Lo alojaron en la enfermería, que era la primera casita construida por los hermanos en los comienzos, cuando se trasladaron de Rivotorto a la Porciúncula. Nada más llegar se acordó de la señora Jacoba de Settesoli, tan apegada a él y a la fraternidad, y dictó para ella la siguiente carta: A madonna Jacoba, sierva de Dios, fray Francisco, pobrecillo de Cristo, salud y comunión del Espíritu Santo en nuestro Señor Jesucristo. Debes saber, queridísima, que Cristo bendito me ha revelado, por su gracia, que el final de mi vida está muy próximo. Así pues, si quieres encontrarme vivo, ponte en camino apenas leas esta carta y ven a Santa María de los Ángeles, porque, si no llegas para tal día, no me encontrarás vivo. Y trae contigo paño ceniciento para amortajar mi cuerpo y la cera necesaria para la sepultura. Y te ruego que me traigas también aquellas cosas de comer que me solías dar cuando estuve enfermo en Roma. Aún estaban buscando a un fraile para llevar la carta cuando la señora Jacoba se presentaba a la puerta con su hijo y un gran séquito de personas. ¿Qué hacemos, padre? ¿La dejamos entrar?, le dijo un fraile, en atención a la clausura; mas él exclamó, muy contento: Que pase, que esa norma no vale para 'fray' Jacoba. La mujer se echó a sus pies llagados, llorando como una Magdalena. Luego explicó que, estando en oración, el Señor le había dicho que se apresurara en ir a Asís, con todo lo que Francisco pedía en la carta.
"Los estigmas al descubierto"
Después de permanecer desnudo en el suelo algún tiempo su cuerpo fue lavado y amortajado. A fray León le parecía un crucificado bajado de la cruz. Sus miembros, antes rígidos como los de un cadáver, se volvieron blandos y flexibles como los de un niño. La primera de los seglares en atreverse a desvelar el misterio de los estigmas fue Jacoba, que no dejaba de abrazar su cuerpo y de besar sus cinco llagas. La multitud, cientos de personas congregadas de toda la región, no dejaba de cantar y alabar al Señor, por permitirles ser testigos de un prodigio semejante, tan difícil de creer. Todos se sentían honrados, los que lograron besarlas y los que sólo pudieron verlas, entre lágrimas de dolor, gozo y agradecimiento a la vez. Lo que decimos lo hemos visto -decía fray Tomás de Celano, con palabras tomadas del evangelista Juan-. Estas manos escriben lo que ellas mismas han palpado. Y añade: Varios hermanos nuestros lo han visto con nosotros mientras vivía el santo, y en su muerte, más de cincuenta, además de innumerables seglares, lo han venerado. ¡Que no haya, pues, lugar para la duda! Quisiera Dios que fuesen muchos los que se uniesen a Cristo Cabeza como miembros suyos con el mismo amor seráfico, para merecer semejante armadura para la batalla de esta vida, y gloria semejante en el reino de los cielos. Entre los que testificaron después acerca del prodigio figuran fray Bonicio, el beato Andrés de Spello, el hijo de Jacoba Juan Frangipani, el señor de Greccio Juan Velita y messer Jerónimo, noble caballero asisano que se atrevió a palpar la llaga del costado y a remover los clavos de las manos y los pies, para estar más seguro de lo que veía.

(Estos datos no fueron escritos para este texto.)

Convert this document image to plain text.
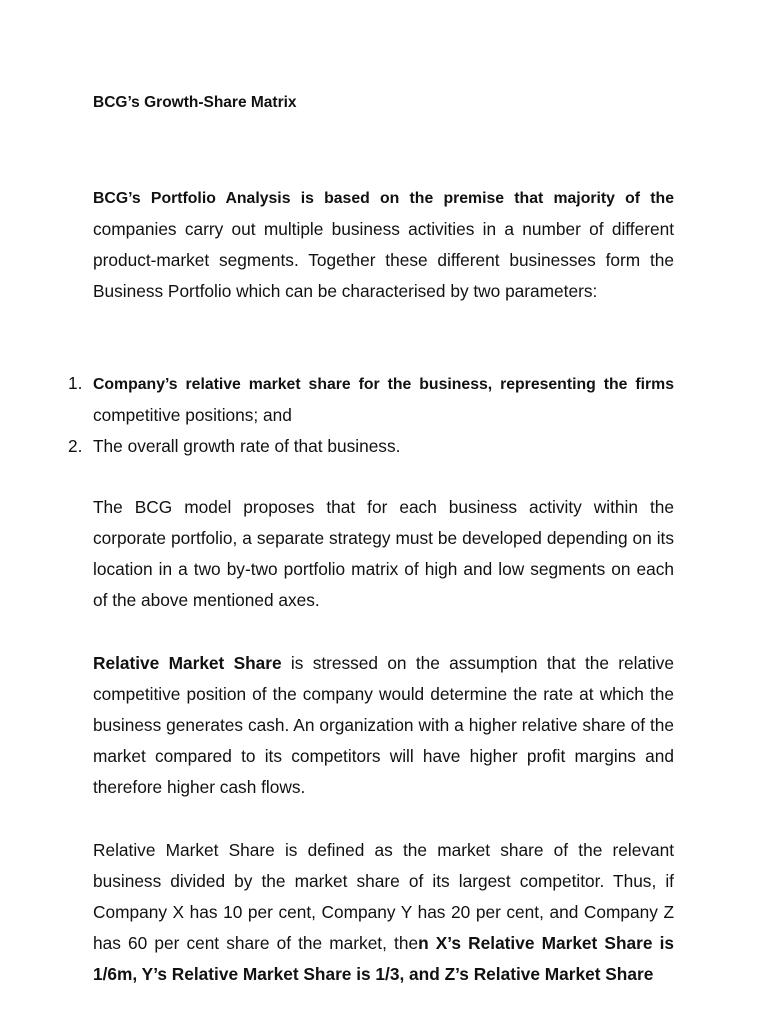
BCG’s Growth-Share Matrix

BCG’s Portfolio Analysis is based on the premise that majority of the companies carry out multiple business activities in a number of different product-market segments. Together these different businesses form the Business Portfolio which can be characterised by two parameters:

1. Company’s relative market share for the business, representing the firms competitive positions; and
2. The overall growth rate of that business.

The BCG model proposes that for each business activity within the corporate portfolio, a separate strategy must be developed depending on its location in a two by-two portfolio matrix of high and low segments on each of the above mentioned axes.

Relative Market Share is stressed on the assumption that the relative competitive position of the company would determine the rate at which the business generates cash. An organization with a higher relative share of the market compared to its competitors will have higher profit margins and therefore higher cash flows.

Relative Market Share is defined as the market share of the relevant business divided by the market share of its largest competitor. Thus, if Company X has 10 per cent, Company Y has 20 per cent, and Company Z has 60 per cent share of the market, then X’s Relative Market Share is 1/6m, Y’s Relative Market Share is 1/3, and Z’s Relative Market Share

"El llanto de Clara y sus hermanas"
El cortejo fúnebre dio un rodeo por San Damián, para que las Damianitas pudiesen dar su último saludo a Francisco. Para la ocasión quitaron la reja de la clausura por la que solían recibir la comunión y algunos hermanos sostuvieron en brazos el cuerpo del Santo para que pudiesen contemplarlo por última vez. La descripción que Celano nos ha dejado del llanto de aquellas pobres reclusas es, sin duda, una de las páginas más emotivas e intensas de la literatura medieval. Una tras otra, tratando de contener sus emociones, pudieron besar sus manos llagadas, mientras fuera todos compartían su dolor.
Fuente: transcribo algunos apartes del final de la vida de San Francisco de Asís, de Fray Tomás Gálvez C.